1.1. Les paysages explorés à la fin du XIXe siècle

Les milieux intertropicaux de l’époque se présentaient pour les explorateurs ou voyageurs, comme des milieux naturels nouveaux (CHATELIN, 1986). Dans cet esprit, les paysages de Bangui, tels que vus par les premiers Européens qui ont foulé le site, paraissaient très pittoresques avec des collines boisées, l’Oubangui qui comporte des rapides et des îles boisées, une plaine marécageuse, dans un cadre de forêt dense. Ces composantes du milieu naturel, identifiées en fonction de leur morphologie, se distinguent dans l’organisation générale du site de Bangui selon des critères morphostructuraux, altitudinaux, voire paysagers. De fait, ces paysages de rapides et collines à base morphologique ont déterminé la fondation du poste de Bangui et sa dynamique spatio-temporelle. Ainsi, pour les explorateurs ou missionnaires, c’est d’abord l’aspect physique du futur cadre de Bangui qui était mis en évidence.

Le pasteur écossais GREENFELL, dans une lettre datée du 29 avril 1886, précise à propos du site de Bangui-Zongo qu’il a exploré en février 1885 à la latitude de 4°27’Nord (BOULVERT, 1985), que la rivière franchit des collines de quartz et d’argiles rouges d’environ mille pieds de haut (300 m) qui modifient brusquement son cours. Le courant s’écoule presque uniformément du NO à l’Est ; ensuite pour traverser cet alignement de collines NO-SE, une brèche s’est ouverte dans d’immenses masses de quartz qui rompent le cours de la rivière, lui donnant l’allure des rapides.
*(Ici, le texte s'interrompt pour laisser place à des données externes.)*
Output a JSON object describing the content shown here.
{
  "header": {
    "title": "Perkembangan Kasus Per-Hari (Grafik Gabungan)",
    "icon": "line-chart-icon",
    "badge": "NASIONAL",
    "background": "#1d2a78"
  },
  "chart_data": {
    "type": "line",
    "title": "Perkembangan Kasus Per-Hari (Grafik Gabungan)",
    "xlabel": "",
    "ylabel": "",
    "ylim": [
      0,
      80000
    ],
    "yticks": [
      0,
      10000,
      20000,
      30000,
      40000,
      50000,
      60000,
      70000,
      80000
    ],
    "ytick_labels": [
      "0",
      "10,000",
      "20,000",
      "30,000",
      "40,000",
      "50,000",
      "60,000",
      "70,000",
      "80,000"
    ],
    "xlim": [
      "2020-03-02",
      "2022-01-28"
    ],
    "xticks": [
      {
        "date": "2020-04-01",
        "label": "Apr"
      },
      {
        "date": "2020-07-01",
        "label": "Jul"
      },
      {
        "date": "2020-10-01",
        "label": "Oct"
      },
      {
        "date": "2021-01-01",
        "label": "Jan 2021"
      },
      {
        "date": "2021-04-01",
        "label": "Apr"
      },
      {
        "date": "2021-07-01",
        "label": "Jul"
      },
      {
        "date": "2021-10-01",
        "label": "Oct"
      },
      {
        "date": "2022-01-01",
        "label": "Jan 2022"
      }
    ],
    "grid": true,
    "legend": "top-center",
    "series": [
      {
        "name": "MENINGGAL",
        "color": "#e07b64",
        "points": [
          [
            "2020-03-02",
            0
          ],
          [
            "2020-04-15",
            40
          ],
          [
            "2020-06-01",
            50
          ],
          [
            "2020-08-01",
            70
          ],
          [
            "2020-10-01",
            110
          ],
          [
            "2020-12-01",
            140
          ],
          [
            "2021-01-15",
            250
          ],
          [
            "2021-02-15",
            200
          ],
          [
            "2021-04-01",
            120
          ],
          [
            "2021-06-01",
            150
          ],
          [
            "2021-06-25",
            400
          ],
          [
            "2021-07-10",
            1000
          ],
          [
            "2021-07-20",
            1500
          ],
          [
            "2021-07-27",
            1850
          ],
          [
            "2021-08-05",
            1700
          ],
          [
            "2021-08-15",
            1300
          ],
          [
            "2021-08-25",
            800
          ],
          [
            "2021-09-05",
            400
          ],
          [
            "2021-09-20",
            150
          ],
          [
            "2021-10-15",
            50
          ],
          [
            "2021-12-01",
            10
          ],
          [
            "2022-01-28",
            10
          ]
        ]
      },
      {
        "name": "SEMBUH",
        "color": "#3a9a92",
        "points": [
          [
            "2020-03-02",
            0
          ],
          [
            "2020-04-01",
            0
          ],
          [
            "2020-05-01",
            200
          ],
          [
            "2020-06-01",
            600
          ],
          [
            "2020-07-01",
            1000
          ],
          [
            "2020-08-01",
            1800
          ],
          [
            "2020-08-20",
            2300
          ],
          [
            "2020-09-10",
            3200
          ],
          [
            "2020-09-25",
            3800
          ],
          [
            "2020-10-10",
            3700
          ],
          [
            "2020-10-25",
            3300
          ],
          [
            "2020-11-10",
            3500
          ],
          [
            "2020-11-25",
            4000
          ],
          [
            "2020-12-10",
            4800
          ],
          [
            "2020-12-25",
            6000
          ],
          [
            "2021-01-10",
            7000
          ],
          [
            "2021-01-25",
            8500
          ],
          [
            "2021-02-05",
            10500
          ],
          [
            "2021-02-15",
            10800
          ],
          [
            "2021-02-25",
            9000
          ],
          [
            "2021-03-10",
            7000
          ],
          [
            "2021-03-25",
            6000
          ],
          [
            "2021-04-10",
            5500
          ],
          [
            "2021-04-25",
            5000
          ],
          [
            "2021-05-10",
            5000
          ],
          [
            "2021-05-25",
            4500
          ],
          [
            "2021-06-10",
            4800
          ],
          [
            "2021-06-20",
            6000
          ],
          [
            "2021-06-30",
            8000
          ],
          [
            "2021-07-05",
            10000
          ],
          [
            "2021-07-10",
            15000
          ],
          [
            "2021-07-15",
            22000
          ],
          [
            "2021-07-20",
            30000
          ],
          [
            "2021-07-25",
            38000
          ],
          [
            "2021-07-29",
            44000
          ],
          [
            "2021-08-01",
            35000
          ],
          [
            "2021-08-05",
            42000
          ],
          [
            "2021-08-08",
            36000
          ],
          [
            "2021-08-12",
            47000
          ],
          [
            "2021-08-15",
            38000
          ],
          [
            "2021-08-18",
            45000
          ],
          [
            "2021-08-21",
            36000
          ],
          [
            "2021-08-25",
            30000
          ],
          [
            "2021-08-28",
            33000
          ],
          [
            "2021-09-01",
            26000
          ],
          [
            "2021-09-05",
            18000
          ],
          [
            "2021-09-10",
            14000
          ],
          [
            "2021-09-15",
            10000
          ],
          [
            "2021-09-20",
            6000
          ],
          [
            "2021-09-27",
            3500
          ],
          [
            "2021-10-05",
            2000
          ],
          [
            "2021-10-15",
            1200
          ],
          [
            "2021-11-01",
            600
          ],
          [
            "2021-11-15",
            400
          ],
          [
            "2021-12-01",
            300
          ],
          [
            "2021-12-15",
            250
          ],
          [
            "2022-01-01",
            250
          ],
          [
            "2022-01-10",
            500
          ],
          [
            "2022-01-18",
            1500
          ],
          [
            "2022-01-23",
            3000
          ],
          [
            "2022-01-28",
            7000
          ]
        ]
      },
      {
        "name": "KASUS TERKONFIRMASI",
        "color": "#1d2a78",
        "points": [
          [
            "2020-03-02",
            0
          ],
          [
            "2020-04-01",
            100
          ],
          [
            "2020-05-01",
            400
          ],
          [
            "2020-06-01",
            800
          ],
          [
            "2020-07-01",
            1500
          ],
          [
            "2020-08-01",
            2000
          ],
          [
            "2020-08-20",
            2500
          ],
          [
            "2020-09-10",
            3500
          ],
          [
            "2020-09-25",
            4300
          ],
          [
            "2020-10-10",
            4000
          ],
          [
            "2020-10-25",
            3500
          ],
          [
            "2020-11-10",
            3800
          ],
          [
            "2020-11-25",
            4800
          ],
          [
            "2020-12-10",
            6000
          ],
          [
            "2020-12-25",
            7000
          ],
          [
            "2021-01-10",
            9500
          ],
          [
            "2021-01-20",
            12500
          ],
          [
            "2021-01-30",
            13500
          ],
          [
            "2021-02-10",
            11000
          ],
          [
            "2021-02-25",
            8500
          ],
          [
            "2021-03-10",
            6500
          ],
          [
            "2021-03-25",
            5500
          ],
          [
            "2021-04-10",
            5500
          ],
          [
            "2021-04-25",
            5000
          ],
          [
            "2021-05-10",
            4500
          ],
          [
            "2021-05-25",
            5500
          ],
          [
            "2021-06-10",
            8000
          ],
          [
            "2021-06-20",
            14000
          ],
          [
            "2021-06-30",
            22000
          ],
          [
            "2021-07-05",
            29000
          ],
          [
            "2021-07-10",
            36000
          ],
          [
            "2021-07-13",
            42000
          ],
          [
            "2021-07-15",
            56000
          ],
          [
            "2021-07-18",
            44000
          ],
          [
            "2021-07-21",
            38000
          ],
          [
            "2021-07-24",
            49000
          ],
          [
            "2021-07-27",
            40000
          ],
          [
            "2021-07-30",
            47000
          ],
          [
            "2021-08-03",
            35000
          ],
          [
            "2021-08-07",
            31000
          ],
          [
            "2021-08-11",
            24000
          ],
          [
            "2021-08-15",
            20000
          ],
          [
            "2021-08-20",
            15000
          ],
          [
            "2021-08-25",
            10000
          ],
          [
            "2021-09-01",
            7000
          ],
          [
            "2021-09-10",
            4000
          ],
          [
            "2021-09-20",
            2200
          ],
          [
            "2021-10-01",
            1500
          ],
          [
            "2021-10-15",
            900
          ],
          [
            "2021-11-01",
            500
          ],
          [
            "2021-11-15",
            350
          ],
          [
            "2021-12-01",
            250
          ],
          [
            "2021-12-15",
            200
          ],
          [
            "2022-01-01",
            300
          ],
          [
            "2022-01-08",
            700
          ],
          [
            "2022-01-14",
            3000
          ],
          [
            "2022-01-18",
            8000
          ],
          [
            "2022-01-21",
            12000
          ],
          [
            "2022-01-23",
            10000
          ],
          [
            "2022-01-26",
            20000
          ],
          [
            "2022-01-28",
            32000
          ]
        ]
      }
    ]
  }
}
C’est ainsi que GREENFELL a vu les rapides de Bangui.

En revanche, les collines de Gbazabangui appelées Mont Ottro dans la description officielle de Bangui en 1906 et qui se prolongent dans l’ex-Zaïre, ont impressionné le Capitaine VANGELE en novembre 1886. Il considérait que sur le 4e parallèle nord, existait un massif montagneux présentant des pics dont certains avaient 600 à 800 pieds. C’est ce massif que le cours d’eau le Doua, a dû percer pour conduire ses eaux au Congo. Quant à Mgr AUGOUARD en 1893-1894, il estime qu’à partir de Brazzaville par la voie d’eau, le terrain est très bas. Mais qu’à Banghi (orthographe de Bangui jusqu’en 1914) commencent des montagnes qui coupent transversalement le fleuve, lequel s’est ouvert un passage au milieu des rochers en formant des rapides et des tourbillons dangereux.

Les autres paysages sont ceux d’une grande plaine alluviale, densément boisée, et comportant des marais aux eaux « croupissantes ». Toutefois, deux paysages dominants caractérisent le site de Bangui et expliquent vraisemblablement son choix : il s’agit des collines et de l’Oubangui. Ces deux entités justifient fondamentalement les limites du développement du site de Bangui et commandent l’expansion de la ville dans la plaine marécageuse, celle-ci ne s’étant pas faite sans peine (NGUIMALET, 1999 b).